Am I being evaluated?

     I’m in the process of attempting to renew my medical for my Merchant Mariner Master Captain’s License.  Knowing the process can take months, well in advance of the expiration date  I visited my general practitioner and my eye doctor, let them thump and stick and scan me, filled out the numerous exhaustive forms, and sent them in to the Merchant Marine Division of the United States Coast Guard under The Department of Homeland Security. 

     After three weeks, this is a verbatim excerpt from the e-mail I received: 

     Your Application has cleared the Medical screening and is ready to be evaluated by the Medical Evaluation Division, evaluation section.

     This is the sort of bureaucratic nonsense that grinds along like a great boulder-strewn glacier all across our fair land in almost more governmental departments and agencies than can be counted, and at high cost to us all.

     No wonder so many people are pissed.


Phil



Monday, March 14, 2016

Language erosion

     The global advent of social media and texting has wrought some sad side effects, including, I’m afraid, the erosion of our language.  We’re seeing homemade abbreviations and sloppy spelling and unleashed clichés and incorrect punctuation and bad paragraphing, with everything tapped out in lazy lower case and sprinkled with exclamation points.  Have we so devolved in the use of our language that we must employ cutesy graphic gimmicks like hasty emoticons to express emotions that we used to take the time and thought to sincerely spell out?

     If you’ve ever read any letters from the Civil War years, you’ll recall how differently our language was used then.  It may have been overly embellished and a touch melodramatic, but it displayed a deep respect for the beauty and power that has been instilled in the intelligent use of words over uncounted generations.  Those wartime letters were sincere and often deeply moving.
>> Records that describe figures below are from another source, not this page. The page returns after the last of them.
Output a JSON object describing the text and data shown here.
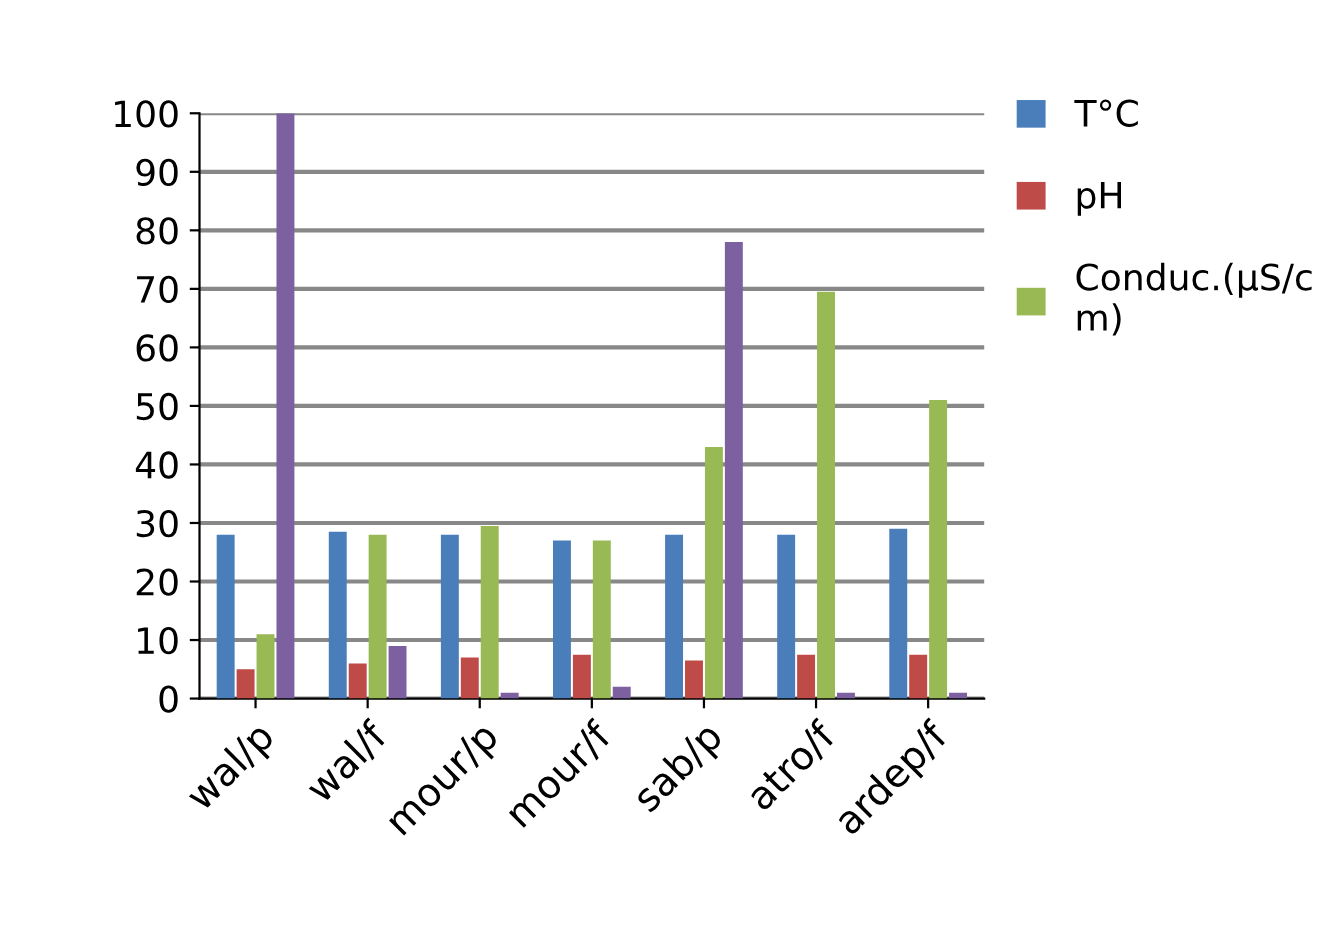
{
  "chart_data": {
    "type": "bar",
    "categories": [
      "wal/p",
      "wal/f",
      "mour/p",
      "mour/f",
      "sab/p",
      "atro/f",
      "ardep/f"
    ],
    "series": [
      {
        "name": "T°C",
        "color": "#4a7ebb",
        "values": [
          28,
          28.5,
          28,
          27,
          28,
          28,
          29
        ]
      },
      {
        "name": "pH",
        "color": "#be4b48",
        "values": [
          5,
          6,
          7,
          7.5,
          6.5,
          7.5,
          7.5
        ]
      },
      {
        "name": "Conduc.(µS/c\nm)",
        "color": "#98b954",
        "values": [
          11,
          28,
          29.5,
          27,
          43,
          69.5,
          51
        ]
      },
      {
        "color": "#7d60a0",
        "values": [
          100,
          9,
          1,
          2,
          78,
          1,
          1
        ]
      }
    ],
    "ylim": [
      0,
      100
    ],
    "yticks": [
      0,
      10,
      20,
      30,
      40,
      50,
      60,
      70,
      80,
      90,
      100
    ],
    "grid": "y",
    "legend": "top right"
  }
}
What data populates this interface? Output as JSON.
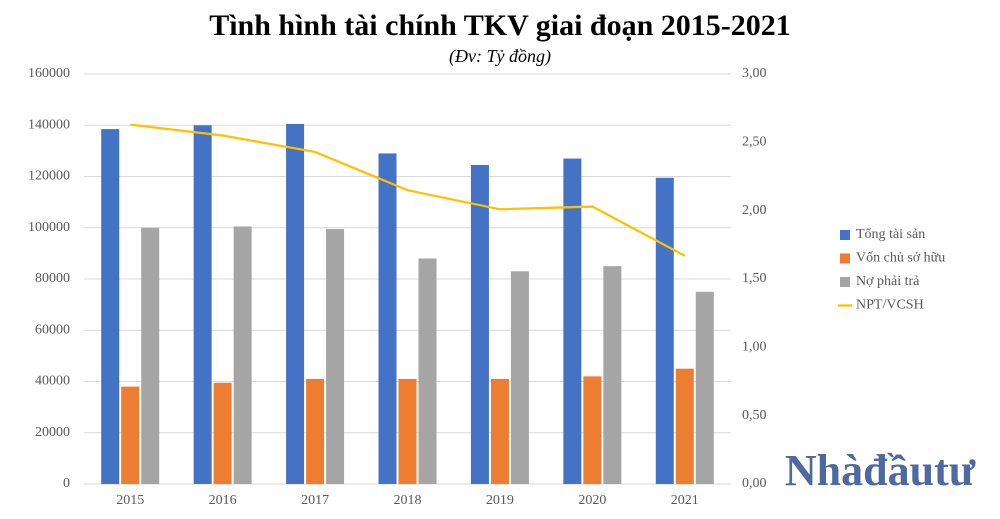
{
  "chart_data": {
    "type": "bar",
    "title": "Tình hình tài chính TKV giai đoạn 2015-2021",
    "subtitle": "(Đv: Tỷ đồng)",
    "categories": [
      "2015",
      "2016",
      "2017",
      "2018",
      "2019",
      "2020",
      "2021"
    ],
    "series": [
      {
        "name": "Tổng tài sản",
        "color": "#4472c4",
        "values": [
          138500,
          140000,
          140500,
          129000,
          124500,
          127000,
          119500
        ]
      },
      {
        "name": "Vốn chủ sở hữu",
        "color": "#ed7d31",
        "values": [
          38000,
          39500,
          41000,
          41000,
          41000,
          42000,
          45000
        ]
      },
      {
        "name": "Nợ phải trả",
        "color": "#a5a5a5",
        "values": [
          100000,
          100500,
          99500,
          88000,
          83000,
          85000,
          75000
        ]
      },
      {
        "name": "NPT/VCSH",
        "color": "#ffc000",
        "type": "line",
        "axis": "y2",
        "values": [
          2.63,
          2.55,
          2.43,
          2.15,
          2.01,
          2.03,
          1.67
        ]
      }
    ],
    "ylim": [
      0,
      160000
    ],
    "yticks": [
      0,
      20000,
      40000,
      60000,
      80000,
      100000,
      120000,
      140000,
      160000
    ],
    "y2lim": [
      0,
      3
    ],
    "y2ticks": [
      {
        "value": 0,
        "label": "0,00"
      },
      {
        "value": 0.5,
        "label": "0,50"
      },
      {
        "value": 1,
        "label": "1,00"
      },
      {
        "value": 1.5,
        "label": "1,50"
      },
      {
        "value": 2,
        "label": "2,00"
      },
      {
        "value": 2.5,
        "label": "2,50"
      },
      {
        "value": 3,
        "label": "3,00"
      }
    ],
    "grid": true,
    "legend": "right",
    "watermark": "Nhàđầutư"
  }
}
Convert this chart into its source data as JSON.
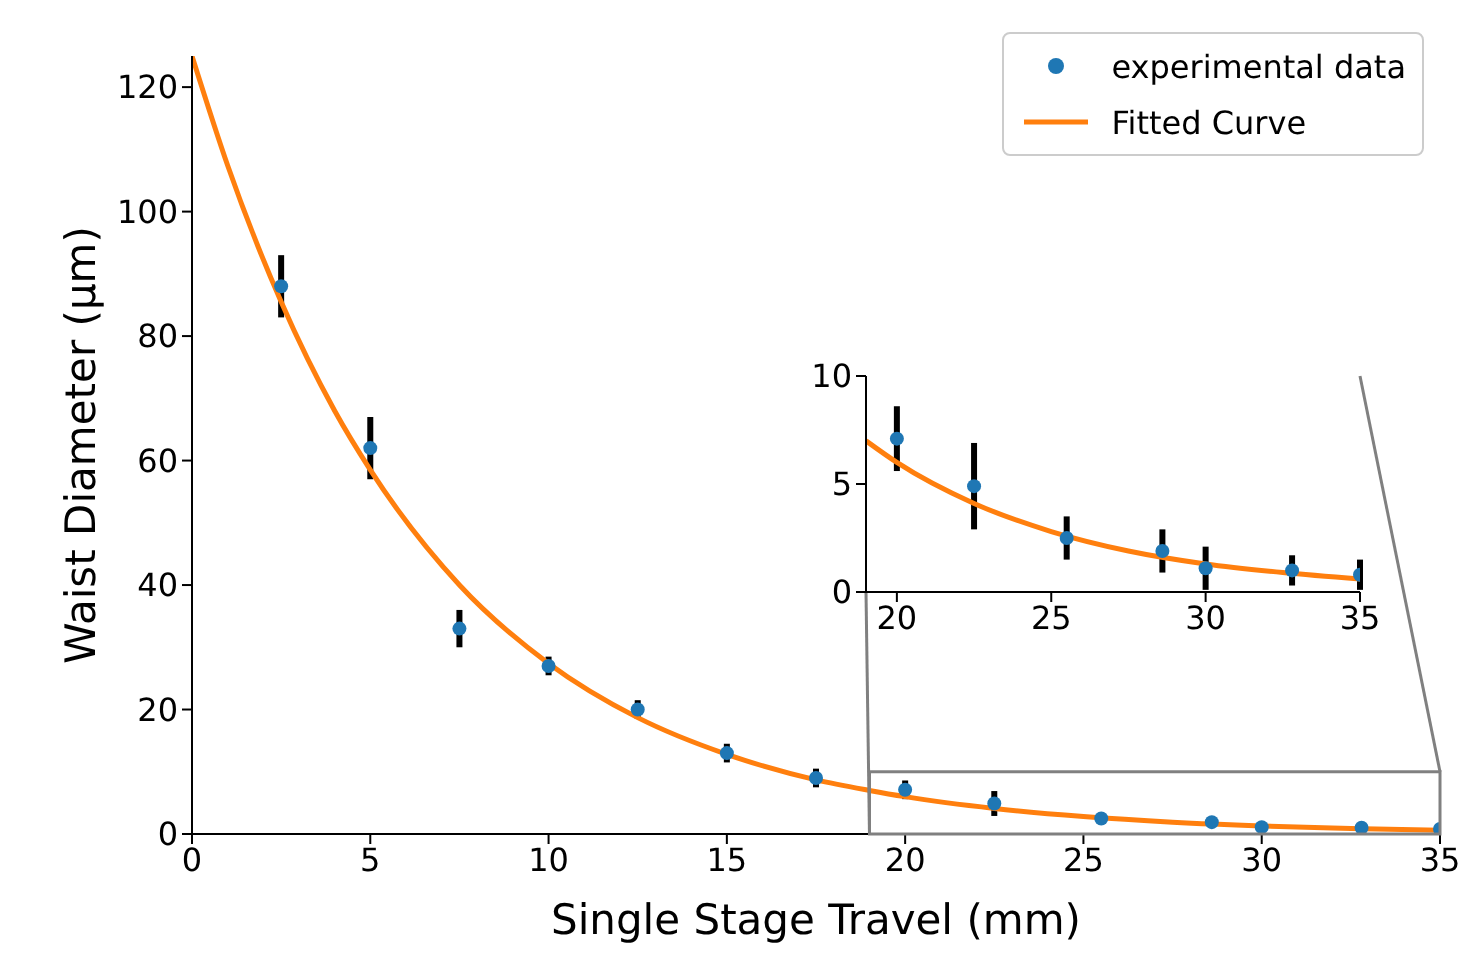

     Is it too late to rescue our great language, to begin again using it to its full potential?  Employed with respect and skill, it still has the ability to make us marvel and laugh out loud and cry empathetic tears, and it bears the latent energy and impact—as when so well used by Winston Churchill or Dr. King or Eleanor Roosevelt or Abe Lincoln or Carl Sagan and his successor Neil deGrasse Tyson—to change the world.

     I hope it’s not too late.

     In closing, I’d like to thank one and all out there from the bottom of my heart (and from the middle of my liver and from both ends of my appendix) for reading this humble blog. 

     Happy face.  Winky face.  And lots and lots of exclamation points.